Ecology is the study of the interconnected web of the natural world and embodies all energy and resource inputs and outputs. Theoretically there is only one ecosystem, the global or even universal ecosystem. However we often break the environment being studied up into smaller, more manageable ecosystems, maybe a desert, a bog, a pond or lake, a mountain range. This becomes more problematical in determining the edges of such ranges.
A lot of the focus of living organisms in palaeoecology is on plant life – plants don’t move like animals, they are more indicative of the long term environmental conditions and as such successful plant growth is a proxy for the environment.
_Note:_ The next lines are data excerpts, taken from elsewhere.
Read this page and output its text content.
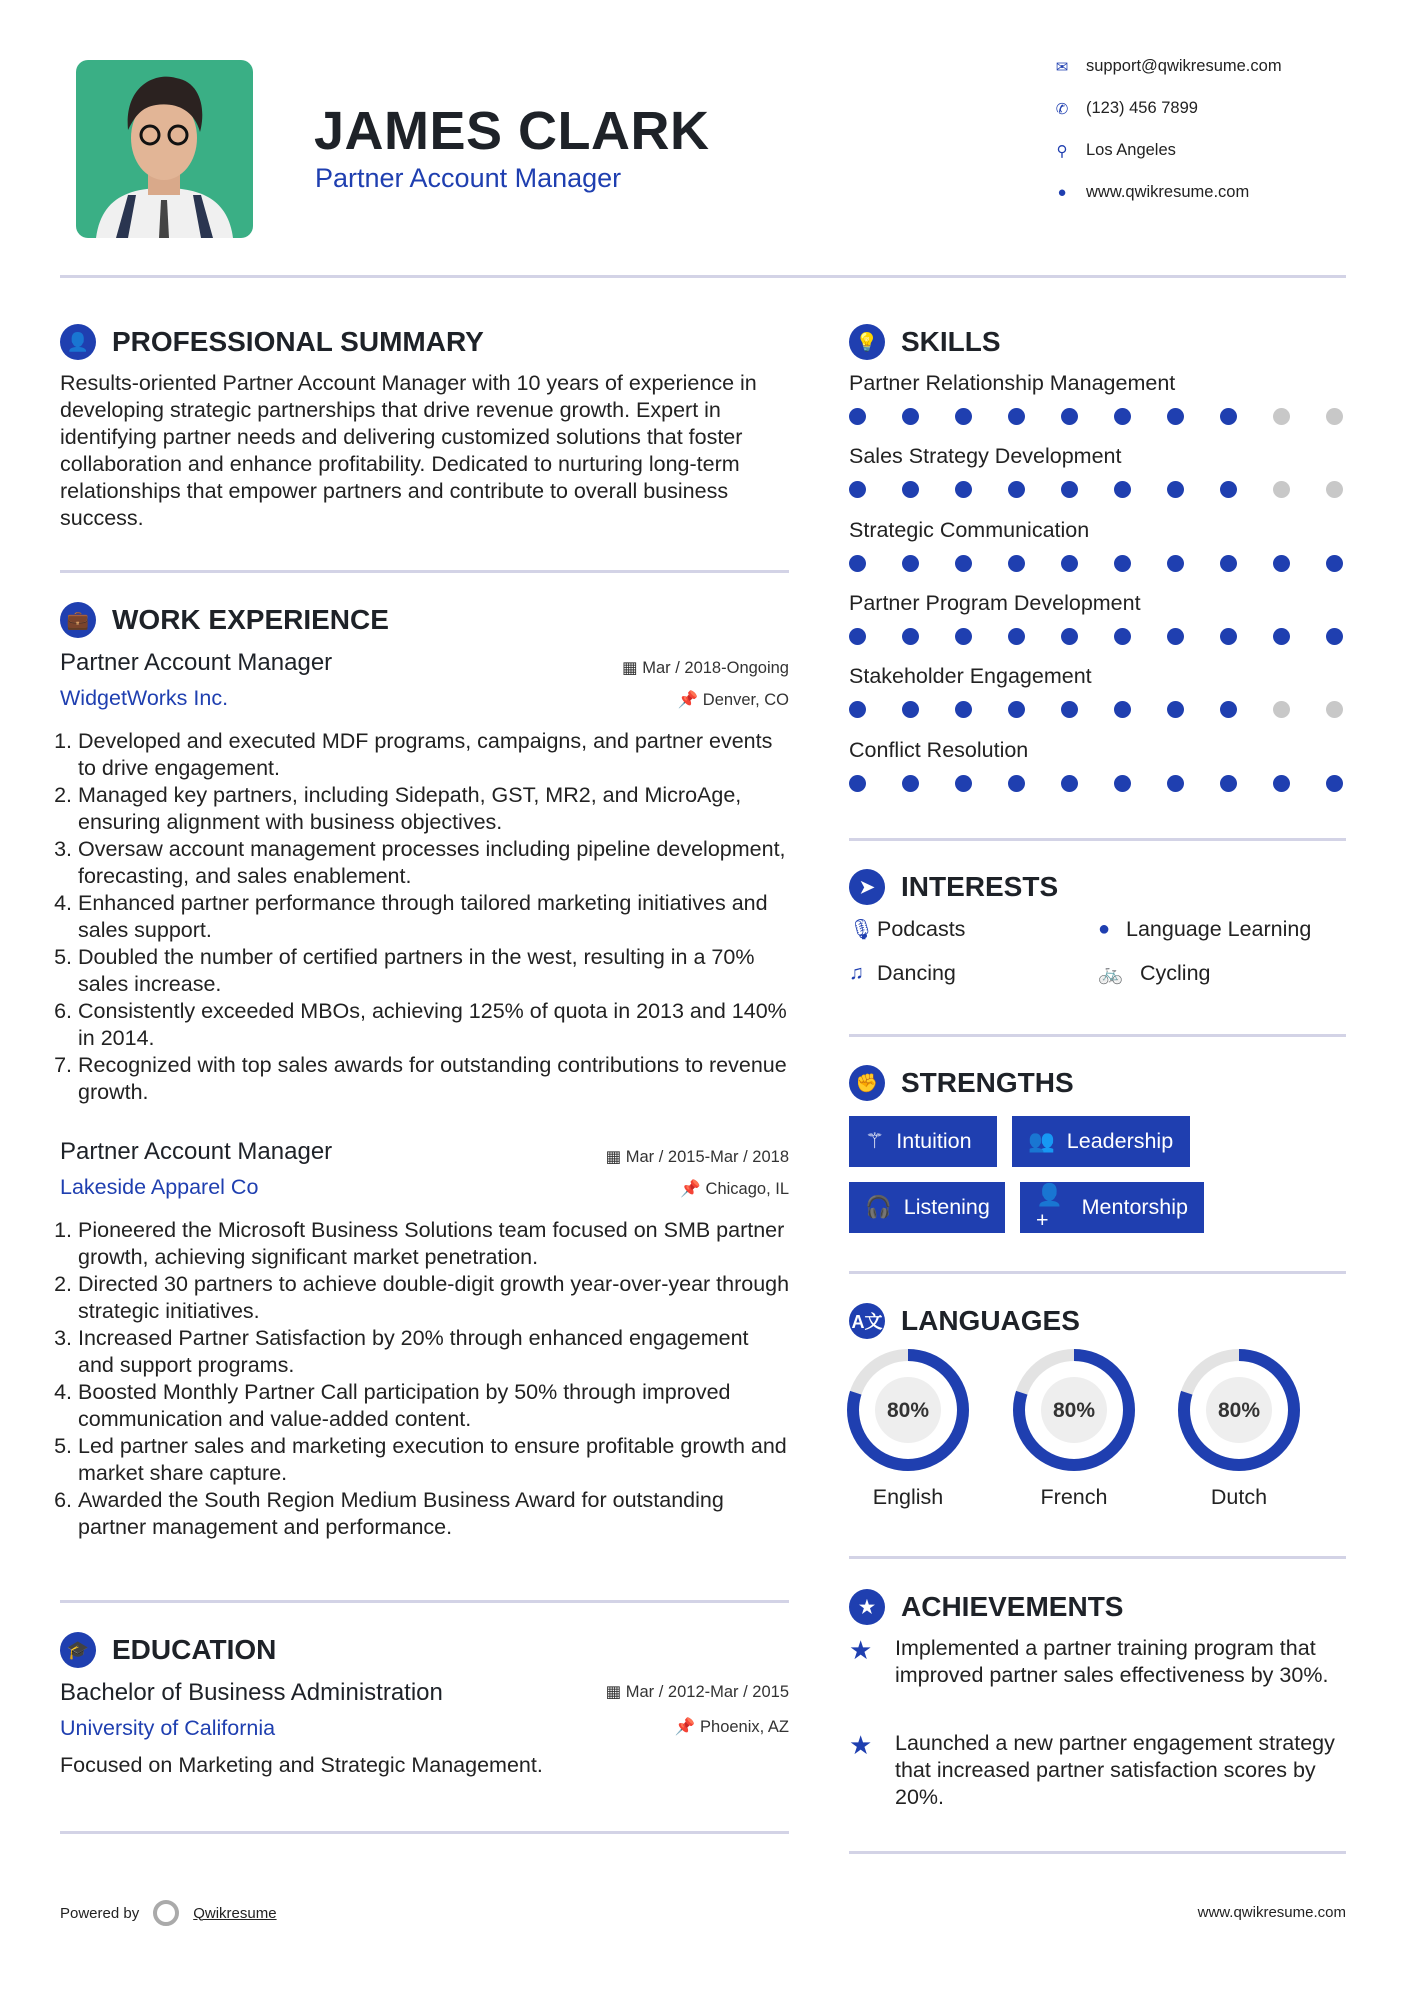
JAMES CLARK
Partner Account Manager
✉ support@qwikresume.com
✆ (123) 456 7899
⚲ Los Angeles
●	www.qwikresume.com
👤 PROFESSIONAL SUMMARY
Results-oriented Partner Account Manager with 10 years of experience in developing strategic partnerships that drive revenue growth. Expert in identifying partner needs and delivering customized solutions that foster collaboration and enhance profitability. Dedicated to nurturing long-term relationships that empower partners and contribute to overall business success.
💼 WORK EXPERIENCE
Partner Account Manager
WidgetWorks Inc.
▦ Mar / 2018-Ongoing
📌 Denver, CO
1. Developed and executed MDF programs, campaigns, and partner events to drive engagement.
2. Managed key partners, including Sidepath, GST, MR2, and MicroAge, ensuring alignment with business objectives.
3. Oversaw account management processes including pipeline development, forecasting, and sales enablement.
4. Enhanced partner performance through tailored marketing initiatives and sales support.
5. Doubled the number of certified partners in the west, resulting in a 70% sales increase.
6. Consistently exceeded MBOs, achieving 125% of quota in 2013 and 140% in 2014.
7. Recognized with top sales awards for outstanding contributions to revenue growth.
Partner Account Manager
Lakeside Apparel Co
▦ Mar / 2015-Mar / 2018
📌 Chicago, IL
1. Pioneered the Microsoft Business Solutions team focused on SMB partner growth, achieving significant market penetration.
2. Directed 30 partners to achieve double-digit growth year-over-year through strategic initiatives.
3. Increased Partner Satisfaction by 20% through enhanced engagement and support programs.
4. Boosted Monthly Partner Call participation by 50% through improved communication and value-added content.
5. Led partner sales and marketing execution to ensure profitable growth and market share capture.
6. Awarded the South Region Medium Business Award for outstanding partner management and performance.
🎓 EDUCATION
Bachelor of Business Administration
University of California
▦ Mar / 2012-Mar / 2015
📌 Phoenix, AZ
Focused on Marketing and Strategic Management.
💡 SKILLS
Partner Relationship Management
Sales Strategy Development
Strategic Communication
Partner Program Development
Stakeholder Engagement
Conflict Resolution
➤ INTERESTS
🎙 Podcasts	● Language Learning
♫ Dancing	🚲 Cycling
✊ STRENGTHS
⚚ Intuition	👥 Leadership
🎧 Listening
👤+
Mentorship
A文 LANGUAGES
80%
English
80%
French
80%
Dutch
★ ACHIEVEMENTS
★	Implemented a partner training program that improved partner sales effectiveness by 30%.
★	Launched a new partner engagement strategy that increased partner satisfaction scores by 20%.
Powered by	Qwikresume	www.qwikresume.com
They shed parts during their lifetime – leaves, seeds, pollen or spores, branches – which may be incorporated into sediments as fossils.
There is a fundamental difference between ecology and palaeoecology, though ecological analysis and understanding underpins them both. That difference is time.
Ecology embodies the study of the earth systems of now, environments and populations, behaviour and habits that can be observed and measured. However change, particularly slower rates of change – the growth of trees, the spread of populations, the accumulation or erosion of sediments, changes in weather patterns and climate – is harder to measure, requiring long time series of observations. Even with these analysis requires the assumption of the direction of change. Increasingly warmer weather patterns over a number of years may represent a change in climate; it may equally represent fluctuations within accepted limits and just be an aberration. A fourth year of cold weather may alter the conclusion – and the longer the time series of observations, the more certain of the direction of change.
In palaeoecology direct observation of living systems is severely restricted to the small part of the environment that has been preserved, either as fossil remains of living organisms, sedimentary structures, isotopic proxies for climate or atmospheric conditions. But the changes that occurred over long periods can be observed from these clues, and predictions that are so hard in ecology are laid bare to view in palaeoecology.